No errors when creating these two input dfs.

p_adjust is numeric and there are bunch of significant features.

Any idea from top of your head why is it complaining there are no significant features?

cafferychen777 commented 1 month ago

Dear DeniRibicic,

Thank you for your detailed follow-up on the issue. Theoretically, this problem should not occur given the information you've provided. To help diagnose the issue, it would be very helpful if you could send me the relevant R data objects (such as metacyc_abundance, metacyc_daa_annotated_results_df, and metadata_filtered) as an RData file. This will allow me to reproduce the problem and investigate further.

In the meantime, you might want to try a few troubleshooting steps:

  1. Restart your R session. Sometimes, unexplained errors can be resolved by simply restarting the R environment.

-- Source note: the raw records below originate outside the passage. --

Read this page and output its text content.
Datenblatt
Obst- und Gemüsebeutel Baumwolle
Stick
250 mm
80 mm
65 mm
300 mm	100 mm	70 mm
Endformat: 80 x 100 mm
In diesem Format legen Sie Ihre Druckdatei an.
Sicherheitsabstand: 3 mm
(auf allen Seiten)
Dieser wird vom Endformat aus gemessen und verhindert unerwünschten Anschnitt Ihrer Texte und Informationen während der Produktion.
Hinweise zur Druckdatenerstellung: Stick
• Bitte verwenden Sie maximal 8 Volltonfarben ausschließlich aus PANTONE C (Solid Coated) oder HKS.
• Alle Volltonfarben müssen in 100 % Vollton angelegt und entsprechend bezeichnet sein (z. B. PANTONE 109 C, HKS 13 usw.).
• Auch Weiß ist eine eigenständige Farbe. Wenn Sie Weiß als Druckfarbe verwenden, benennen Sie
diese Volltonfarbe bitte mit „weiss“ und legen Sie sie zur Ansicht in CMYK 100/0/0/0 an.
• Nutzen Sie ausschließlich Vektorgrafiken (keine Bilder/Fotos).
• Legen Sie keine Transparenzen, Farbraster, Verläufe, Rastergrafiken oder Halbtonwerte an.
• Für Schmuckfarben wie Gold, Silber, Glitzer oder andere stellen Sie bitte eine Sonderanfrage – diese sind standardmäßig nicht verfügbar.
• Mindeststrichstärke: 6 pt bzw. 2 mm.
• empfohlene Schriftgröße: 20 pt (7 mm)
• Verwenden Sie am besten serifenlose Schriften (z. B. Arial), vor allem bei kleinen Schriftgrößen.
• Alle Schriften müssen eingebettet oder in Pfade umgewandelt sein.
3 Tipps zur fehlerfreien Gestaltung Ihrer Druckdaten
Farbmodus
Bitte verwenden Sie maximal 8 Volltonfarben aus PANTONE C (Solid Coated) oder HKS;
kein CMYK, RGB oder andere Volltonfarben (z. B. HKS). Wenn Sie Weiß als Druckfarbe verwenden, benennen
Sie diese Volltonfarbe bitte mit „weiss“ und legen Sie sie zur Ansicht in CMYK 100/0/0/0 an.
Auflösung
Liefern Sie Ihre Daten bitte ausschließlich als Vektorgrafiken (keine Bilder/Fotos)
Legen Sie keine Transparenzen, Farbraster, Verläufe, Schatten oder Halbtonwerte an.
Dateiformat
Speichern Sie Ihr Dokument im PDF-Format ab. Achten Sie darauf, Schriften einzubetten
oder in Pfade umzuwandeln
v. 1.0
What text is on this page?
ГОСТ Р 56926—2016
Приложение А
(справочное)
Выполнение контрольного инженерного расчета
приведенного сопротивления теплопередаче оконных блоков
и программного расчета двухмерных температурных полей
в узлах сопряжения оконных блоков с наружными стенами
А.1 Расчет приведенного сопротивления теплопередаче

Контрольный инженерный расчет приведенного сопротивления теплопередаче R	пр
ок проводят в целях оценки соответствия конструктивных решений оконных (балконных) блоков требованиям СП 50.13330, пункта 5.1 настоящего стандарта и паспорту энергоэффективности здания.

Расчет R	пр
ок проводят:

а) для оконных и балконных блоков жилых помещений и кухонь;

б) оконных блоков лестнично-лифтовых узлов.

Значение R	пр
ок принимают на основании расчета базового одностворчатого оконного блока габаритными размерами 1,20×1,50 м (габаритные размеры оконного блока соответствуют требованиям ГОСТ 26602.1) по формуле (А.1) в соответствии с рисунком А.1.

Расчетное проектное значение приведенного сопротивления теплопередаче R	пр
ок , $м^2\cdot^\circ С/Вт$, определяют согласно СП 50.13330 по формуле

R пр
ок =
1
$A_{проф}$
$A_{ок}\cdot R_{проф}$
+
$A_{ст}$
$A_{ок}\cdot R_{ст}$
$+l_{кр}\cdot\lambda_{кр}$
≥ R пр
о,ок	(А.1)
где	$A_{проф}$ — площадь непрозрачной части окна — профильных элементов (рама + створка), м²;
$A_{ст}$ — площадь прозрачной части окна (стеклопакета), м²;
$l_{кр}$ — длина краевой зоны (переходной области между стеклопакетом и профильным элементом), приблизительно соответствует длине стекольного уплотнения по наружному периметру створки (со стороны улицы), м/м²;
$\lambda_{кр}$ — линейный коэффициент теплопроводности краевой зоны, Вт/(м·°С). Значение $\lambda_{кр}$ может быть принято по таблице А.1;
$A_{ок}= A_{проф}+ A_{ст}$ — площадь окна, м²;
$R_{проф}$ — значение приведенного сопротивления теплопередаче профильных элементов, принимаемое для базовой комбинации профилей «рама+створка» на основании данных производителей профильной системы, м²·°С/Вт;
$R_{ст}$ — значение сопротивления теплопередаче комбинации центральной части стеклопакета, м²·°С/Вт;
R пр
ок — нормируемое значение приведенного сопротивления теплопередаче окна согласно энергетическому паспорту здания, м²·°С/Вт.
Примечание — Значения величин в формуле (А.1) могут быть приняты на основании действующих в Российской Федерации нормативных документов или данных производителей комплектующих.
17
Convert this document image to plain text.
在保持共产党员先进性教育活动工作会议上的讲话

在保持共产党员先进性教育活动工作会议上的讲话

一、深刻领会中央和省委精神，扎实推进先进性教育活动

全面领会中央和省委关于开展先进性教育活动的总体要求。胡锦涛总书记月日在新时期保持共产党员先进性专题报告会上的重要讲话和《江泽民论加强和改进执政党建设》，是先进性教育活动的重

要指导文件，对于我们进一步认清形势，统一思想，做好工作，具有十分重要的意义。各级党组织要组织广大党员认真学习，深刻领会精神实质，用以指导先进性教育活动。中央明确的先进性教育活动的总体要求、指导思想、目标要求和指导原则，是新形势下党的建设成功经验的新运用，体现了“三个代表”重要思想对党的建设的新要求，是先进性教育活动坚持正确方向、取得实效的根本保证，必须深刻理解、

  2. Make sure all your packages, including ggpicrust2, are up to date.

  3. Double-check that the p_adjust column in your metacyc_daa_annotated_results_df contains numeric values and that there are indeed statistically significant features (p_adjust < 0.05).

  4. Verify that the dimensions and sample names in your abundance data, metadata, and results dataframe all match correctly.

If the issue persists after trying these steps, please send me the RData file, and I'll be happy to take a closer look.

Best regards, Chen Yang

cafferychen777 commented 1 month ago

Hi DeniRibicic,

Thank you for sharing the details of the error. After reviewing the code, I found the issue.

In the command:

select = daa_annotated_results_df %>% 
             arrange(p_adjust) %>% 
             slice(1:30) %>% 
             select("feature") %>% 
             pull()

You are using daa_annotated_results_df, but since you're working with the MetaCyc dataset, you need to update this to metacyc_daa_annotated_results_df. Once you make this change, the function should run successfully.

Let me know if you encounter any further issues!

Best regards,
Caffery Yang

Screenshot 2024-09-06 at 9 03 31 AM
DeniRibicic commented 1 month ago

@cafferychen777 such a rookie mistake! Thanks, this works!